Where S denotes S-record, T is usually a value of 1, 2, or 3 indicating the size of the AAAA field. The LL field contains the length of the record; the AAAA field is a hexadecimal address that is usually 4, 6, or 8 bytes of address (16, 24, and 32 bits of address). DDDD is data to be placed at the specified address, and the final CC is a checksum of the line. Thats a nice quick summary of S-records, now the warning: If the toolset you are using builds an S-record file for your program, the result may not work without some adjustment. This is because the AAAA field that the toolset creates is relative to the CPU not the flash device. Depending on the CPU, it is very likely that the boot device does not reside at physical address 0x00000000 in CPU address space.

Figure 2.4: Flash Relative vs. CPU Relative Address Space.

Since memory devices usually span only a portion of the processor address space, the absolute addresses in an object format (like S-records) might need to be adjusted to be interpreted correctly by the device programmer. This requirement is because the device programmer often knows only about the memory devices address space not the processors.

Referring to Figure 2.4, in the case of Configuration 1, where the boot device resides at location zero of CPU-relative memory, the S-record CPU-relative addresses also correspond to flash device addresses, so all works well.

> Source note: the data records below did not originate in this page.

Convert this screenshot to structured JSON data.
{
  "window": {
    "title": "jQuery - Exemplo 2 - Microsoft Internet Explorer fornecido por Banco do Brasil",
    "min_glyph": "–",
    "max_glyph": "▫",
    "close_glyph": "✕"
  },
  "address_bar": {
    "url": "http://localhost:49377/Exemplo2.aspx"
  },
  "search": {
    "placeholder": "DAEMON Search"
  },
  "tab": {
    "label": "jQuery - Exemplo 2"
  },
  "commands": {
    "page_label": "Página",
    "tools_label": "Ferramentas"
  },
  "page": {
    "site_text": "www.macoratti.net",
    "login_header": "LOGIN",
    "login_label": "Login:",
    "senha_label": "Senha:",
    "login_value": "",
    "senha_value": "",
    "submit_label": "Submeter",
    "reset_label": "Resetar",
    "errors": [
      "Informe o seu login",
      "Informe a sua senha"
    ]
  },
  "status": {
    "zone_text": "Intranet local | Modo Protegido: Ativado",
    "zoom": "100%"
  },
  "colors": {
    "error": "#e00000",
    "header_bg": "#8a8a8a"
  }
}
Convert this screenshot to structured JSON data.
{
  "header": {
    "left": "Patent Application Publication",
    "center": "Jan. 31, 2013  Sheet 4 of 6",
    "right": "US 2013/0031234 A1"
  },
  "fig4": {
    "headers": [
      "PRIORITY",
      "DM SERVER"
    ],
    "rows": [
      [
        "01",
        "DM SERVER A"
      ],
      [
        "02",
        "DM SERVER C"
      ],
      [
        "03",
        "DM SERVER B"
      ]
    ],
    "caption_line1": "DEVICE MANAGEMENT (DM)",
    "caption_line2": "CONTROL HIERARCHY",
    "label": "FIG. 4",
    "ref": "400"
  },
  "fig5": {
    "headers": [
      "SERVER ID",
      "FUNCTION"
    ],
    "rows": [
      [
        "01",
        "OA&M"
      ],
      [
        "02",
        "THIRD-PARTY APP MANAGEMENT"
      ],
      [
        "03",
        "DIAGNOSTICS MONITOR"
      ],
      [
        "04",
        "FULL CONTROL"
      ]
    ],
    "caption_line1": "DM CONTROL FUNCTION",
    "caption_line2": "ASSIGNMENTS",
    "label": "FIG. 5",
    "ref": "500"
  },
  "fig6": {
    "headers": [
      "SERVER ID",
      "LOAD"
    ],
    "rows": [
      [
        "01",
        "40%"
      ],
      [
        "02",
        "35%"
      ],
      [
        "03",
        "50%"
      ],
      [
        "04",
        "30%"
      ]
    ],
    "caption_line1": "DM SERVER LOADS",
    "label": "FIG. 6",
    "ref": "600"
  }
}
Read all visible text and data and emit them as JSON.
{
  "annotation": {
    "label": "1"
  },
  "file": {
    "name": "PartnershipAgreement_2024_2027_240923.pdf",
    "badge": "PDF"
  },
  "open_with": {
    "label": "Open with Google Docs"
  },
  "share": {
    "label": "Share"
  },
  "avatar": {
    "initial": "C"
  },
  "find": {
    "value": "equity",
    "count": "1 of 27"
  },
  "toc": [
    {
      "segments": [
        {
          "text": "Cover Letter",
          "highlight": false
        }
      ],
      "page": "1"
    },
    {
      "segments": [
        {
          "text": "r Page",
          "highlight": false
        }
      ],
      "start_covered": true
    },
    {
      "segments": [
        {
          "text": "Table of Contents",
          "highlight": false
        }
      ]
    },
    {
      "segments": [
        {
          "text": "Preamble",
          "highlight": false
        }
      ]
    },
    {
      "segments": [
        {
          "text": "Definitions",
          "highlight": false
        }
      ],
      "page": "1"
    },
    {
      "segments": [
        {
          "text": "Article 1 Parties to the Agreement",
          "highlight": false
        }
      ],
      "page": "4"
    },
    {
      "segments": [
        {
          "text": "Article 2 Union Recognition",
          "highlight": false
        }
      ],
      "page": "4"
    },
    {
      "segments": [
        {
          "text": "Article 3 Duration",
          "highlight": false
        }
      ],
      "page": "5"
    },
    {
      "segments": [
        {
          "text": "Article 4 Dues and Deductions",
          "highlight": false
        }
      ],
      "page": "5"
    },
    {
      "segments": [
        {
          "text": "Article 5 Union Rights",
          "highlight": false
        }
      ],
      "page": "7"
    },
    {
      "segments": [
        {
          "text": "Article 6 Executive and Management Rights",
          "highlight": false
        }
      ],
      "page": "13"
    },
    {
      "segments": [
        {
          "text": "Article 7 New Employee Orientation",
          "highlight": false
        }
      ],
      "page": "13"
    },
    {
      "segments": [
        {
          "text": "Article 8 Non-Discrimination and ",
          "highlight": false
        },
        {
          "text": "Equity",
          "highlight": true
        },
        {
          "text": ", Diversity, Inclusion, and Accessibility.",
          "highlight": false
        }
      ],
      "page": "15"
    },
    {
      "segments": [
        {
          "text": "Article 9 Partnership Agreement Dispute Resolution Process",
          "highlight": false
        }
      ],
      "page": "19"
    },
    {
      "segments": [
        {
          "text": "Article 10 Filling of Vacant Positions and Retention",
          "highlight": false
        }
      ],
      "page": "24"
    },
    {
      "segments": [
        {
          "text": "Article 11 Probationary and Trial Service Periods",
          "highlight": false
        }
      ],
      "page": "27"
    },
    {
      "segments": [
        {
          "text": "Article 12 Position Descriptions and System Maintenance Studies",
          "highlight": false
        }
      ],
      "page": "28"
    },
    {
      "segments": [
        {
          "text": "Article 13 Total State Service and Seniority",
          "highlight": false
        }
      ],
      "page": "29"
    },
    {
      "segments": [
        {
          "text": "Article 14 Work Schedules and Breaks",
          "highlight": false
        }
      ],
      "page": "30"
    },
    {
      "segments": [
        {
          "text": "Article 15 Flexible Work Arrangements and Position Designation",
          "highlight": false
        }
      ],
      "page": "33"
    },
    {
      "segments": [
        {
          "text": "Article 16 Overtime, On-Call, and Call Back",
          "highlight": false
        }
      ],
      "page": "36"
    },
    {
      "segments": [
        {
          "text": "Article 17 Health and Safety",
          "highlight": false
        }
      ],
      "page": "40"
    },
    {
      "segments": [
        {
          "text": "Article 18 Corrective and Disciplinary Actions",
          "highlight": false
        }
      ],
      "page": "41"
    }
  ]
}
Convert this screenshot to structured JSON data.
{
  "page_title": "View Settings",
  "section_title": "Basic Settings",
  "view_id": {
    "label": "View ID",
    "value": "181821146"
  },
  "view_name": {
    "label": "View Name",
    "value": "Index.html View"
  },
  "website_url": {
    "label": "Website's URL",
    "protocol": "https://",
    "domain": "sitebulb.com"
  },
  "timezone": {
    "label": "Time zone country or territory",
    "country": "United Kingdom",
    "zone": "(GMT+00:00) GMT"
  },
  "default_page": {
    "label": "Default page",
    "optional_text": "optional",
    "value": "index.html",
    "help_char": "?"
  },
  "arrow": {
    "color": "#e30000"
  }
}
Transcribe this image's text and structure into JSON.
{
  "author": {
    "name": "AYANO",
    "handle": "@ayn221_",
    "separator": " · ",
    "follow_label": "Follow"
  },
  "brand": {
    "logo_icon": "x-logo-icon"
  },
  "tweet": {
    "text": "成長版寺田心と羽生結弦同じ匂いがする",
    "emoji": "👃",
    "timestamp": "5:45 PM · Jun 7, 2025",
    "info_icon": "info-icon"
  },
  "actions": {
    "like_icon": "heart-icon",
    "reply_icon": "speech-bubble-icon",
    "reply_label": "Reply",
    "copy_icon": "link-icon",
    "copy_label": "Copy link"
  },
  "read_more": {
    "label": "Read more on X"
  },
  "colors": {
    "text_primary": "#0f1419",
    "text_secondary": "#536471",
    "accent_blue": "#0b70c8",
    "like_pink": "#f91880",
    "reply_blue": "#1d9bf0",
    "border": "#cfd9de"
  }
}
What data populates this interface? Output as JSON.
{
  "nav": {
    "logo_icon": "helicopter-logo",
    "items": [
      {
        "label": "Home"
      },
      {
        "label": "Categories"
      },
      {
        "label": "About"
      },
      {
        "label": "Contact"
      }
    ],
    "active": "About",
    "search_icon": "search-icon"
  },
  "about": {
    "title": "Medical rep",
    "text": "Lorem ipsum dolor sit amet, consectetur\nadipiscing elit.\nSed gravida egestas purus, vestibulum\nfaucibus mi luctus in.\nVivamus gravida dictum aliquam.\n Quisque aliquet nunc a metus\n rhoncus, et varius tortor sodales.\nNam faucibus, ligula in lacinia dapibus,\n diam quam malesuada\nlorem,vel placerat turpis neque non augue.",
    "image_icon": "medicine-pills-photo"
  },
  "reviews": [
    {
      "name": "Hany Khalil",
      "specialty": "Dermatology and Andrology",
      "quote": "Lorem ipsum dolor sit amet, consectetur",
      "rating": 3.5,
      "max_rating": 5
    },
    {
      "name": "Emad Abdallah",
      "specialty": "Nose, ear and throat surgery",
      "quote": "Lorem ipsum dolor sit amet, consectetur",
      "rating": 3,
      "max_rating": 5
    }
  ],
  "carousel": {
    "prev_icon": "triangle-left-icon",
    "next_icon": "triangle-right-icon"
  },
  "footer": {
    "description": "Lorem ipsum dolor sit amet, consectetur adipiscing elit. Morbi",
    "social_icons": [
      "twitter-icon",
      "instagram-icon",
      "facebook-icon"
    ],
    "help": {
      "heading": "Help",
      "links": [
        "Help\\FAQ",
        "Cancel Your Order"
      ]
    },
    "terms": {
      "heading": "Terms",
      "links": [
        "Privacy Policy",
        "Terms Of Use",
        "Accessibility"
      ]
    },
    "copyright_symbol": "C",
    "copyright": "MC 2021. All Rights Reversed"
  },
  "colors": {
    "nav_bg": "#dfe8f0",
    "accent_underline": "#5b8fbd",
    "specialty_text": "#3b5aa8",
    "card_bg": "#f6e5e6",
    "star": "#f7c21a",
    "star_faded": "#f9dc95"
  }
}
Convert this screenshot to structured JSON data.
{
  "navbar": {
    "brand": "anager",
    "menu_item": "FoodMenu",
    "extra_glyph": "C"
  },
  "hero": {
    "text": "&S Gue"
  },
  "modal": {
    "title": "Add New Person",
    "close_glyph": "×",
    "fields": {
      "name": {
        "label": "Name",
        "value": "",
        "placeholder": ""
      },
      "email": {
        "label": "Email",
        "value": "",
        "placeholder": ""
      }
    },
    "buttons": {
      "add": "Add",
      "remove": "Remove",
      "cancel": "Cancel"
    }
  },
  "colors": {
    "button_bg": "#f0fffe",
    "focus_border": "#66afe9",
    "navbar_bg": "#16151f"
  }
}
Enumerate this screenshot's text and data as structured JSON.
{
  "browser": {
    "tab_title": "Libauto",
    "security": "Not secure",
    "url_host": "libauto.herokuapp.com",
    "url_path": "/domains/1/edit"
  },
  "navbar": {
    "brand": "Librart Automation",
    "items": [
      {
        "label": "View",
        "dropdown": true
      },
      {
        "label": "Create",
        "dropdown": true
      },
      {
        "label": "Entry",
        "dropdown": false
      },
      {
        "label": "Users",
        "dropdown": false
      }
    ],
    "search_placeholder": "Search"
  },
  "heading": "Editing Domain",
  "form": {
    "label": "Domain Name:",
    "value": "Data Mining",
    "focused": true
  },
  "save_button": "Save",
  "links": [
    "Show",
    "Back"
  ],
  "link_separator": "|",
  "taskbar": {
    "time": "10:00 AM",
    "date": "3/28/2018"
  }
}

Configuration 2 however, does not work. Here the CPU boots from some location other than zero, so offset zero within the flash device no longer corresponds to physical address zero. Assume that this CPU boots at 0x8F000000 , so the S-record file has AAAA fields starting at 0x8F000000 because thats where the CPU sees the instructions. However, when I step away from the hardware design and go program the flash device, I must adjust the S-record address of 0x8F000000 to 0x0000000 because 0x8F000000 in CPU address space is the same as 0x00000000 in the flash devices address space. This adjustment to the S-record address can be performed in some post-processing step or in the programmer if it supports the ability to adjust the base. My personal preference is to avoid this complexity by using raw binary files instead of S-records.